About R&K

Roads & Kingdoms is an independent journal of food, politics, music and culture. R&K launched in December 2012 as an experiment on Tumblr, which became a home for reports on everything from Burmese civil war to dissident MCs to the perils of rancid crab. R&K is now a fulltime digital magazine, publishing longform dispatches, interviews and global ephemera every Monday, Wednesday and Friday.

R&K was born, as most humans are, from a sort of fortuitous collision. Nathan was passing through Mexico after a Time Magazine reporting trip to Cuba that had started with his arrest in Havana’s Jose Marti airport, because he was a journalist with contacts to Cuban dissidents. Matt, meanwhile, was eating his way through Mexico for a mezcal-fueled feature called There Are No Nachos in Mexico. They connected at the airport in Mexico City and headed straight to Restaurante Arroyo, a sprawling barbacoa campus outside of the capital city.
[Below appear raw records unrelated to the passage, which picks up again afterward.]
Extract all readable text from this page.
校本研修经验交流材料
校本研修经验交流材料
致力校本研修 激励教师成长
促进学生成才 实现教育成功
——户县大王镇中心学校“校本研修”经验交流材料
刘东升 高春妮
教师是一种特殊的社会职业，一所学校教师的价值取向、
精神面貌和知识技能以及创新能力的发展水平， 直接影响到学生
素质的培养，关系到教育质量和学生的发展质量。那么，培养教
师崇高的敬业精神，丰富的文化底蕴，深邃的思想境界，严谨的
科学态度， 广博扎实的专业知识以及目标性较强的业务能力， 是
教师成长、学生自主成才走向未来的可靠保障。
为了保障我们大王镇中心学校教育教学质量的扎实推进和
That conversation there in Arroyo was what they want Roads and Kingdoms to be: it started with a lot of shit-talking about the immortal music and pustulent bureaucrats of Cuba and ended with a behind-the-scenes tour of a ridiculously good Mexican kitchen, complete with tasting of worm tacos and smoked goat wrapped in banana leaves. This is what travel can be, from Southeast Asia to Siberia to North Africa and beyond: war, politics, music, and everywhere food.

“Roads & Kingdoms”, by the way, is cribbed from The Book of Roads & Kingdoms, a great early geography written in the 11th century by Abu Abdullah al-Bakri in Córdoba, now home to a mediocre football club playing in Spain’s second division.

THE CREW

Nathan Thornburgh

Chief Editor

Nathan Thornburgh is a contributing writer at Time Magazine, where he spent much of the last five years working as foreign correspondent and editor. He’s reported on everything from cyberwar in Russia (favorite dish: solyanka) to information war in Georgia (favorite dish: khinkali) to the drug wars in Juarez (favorite dish: chilaquiles). Before getting into journalism, he was an extremely broke professional musician who most notably played with el Septeto Tipico de la Habana, at one of whose shows his girlfriend had her ass squeezed by a 92-year-old Compay Segundo. Nathan speaks four languages and can point at pictures of food on menus written in 20 others.

Matt Goulding

Chief Editor

Matt Goulding is the former food editor of Men’s Health and the co-author of the New York Times bestselling series Eat This, Not That. He published his first travel story about being the only American in a Spanish culinary school. In the decade since, he’s cooked on boats in Patagonia, worked at a carwash in Barcelona, and taught MCAT courses in the Bay Area. Mostly, though, he has worked in the magazine business, first compiling the Index at Harper’s and later covering food and travel for Men’s Health. He has also written for the Wall Street Journal, New York Times, Food and Wine and New York. He divides his time between the Gothic Quarter of Barcelona and the open skies of rural North Carolina.

Douglas Hughmanick

Chief Creative

Douglas Hughmanick is an award-winning Creative Director/Designer based in the San Francisco Bay Area. He spent nearly a decade working on visual styling and experiences for brands like Tesla Motors, Namco Bandai Games and Facebook. Formally trained in New Media design with roots in urban street art, Doug manages to get away from the computer as well: From walking the sludge of the Stung Meanchey landfill that 2000+ Cambodians call their homeoffice, to a Grizzly face off in rural Montana to opening shows for hip hop legends MosDef and Talib Kweli as an MC; his perspective for the digital world is balanced by experiences in the real one.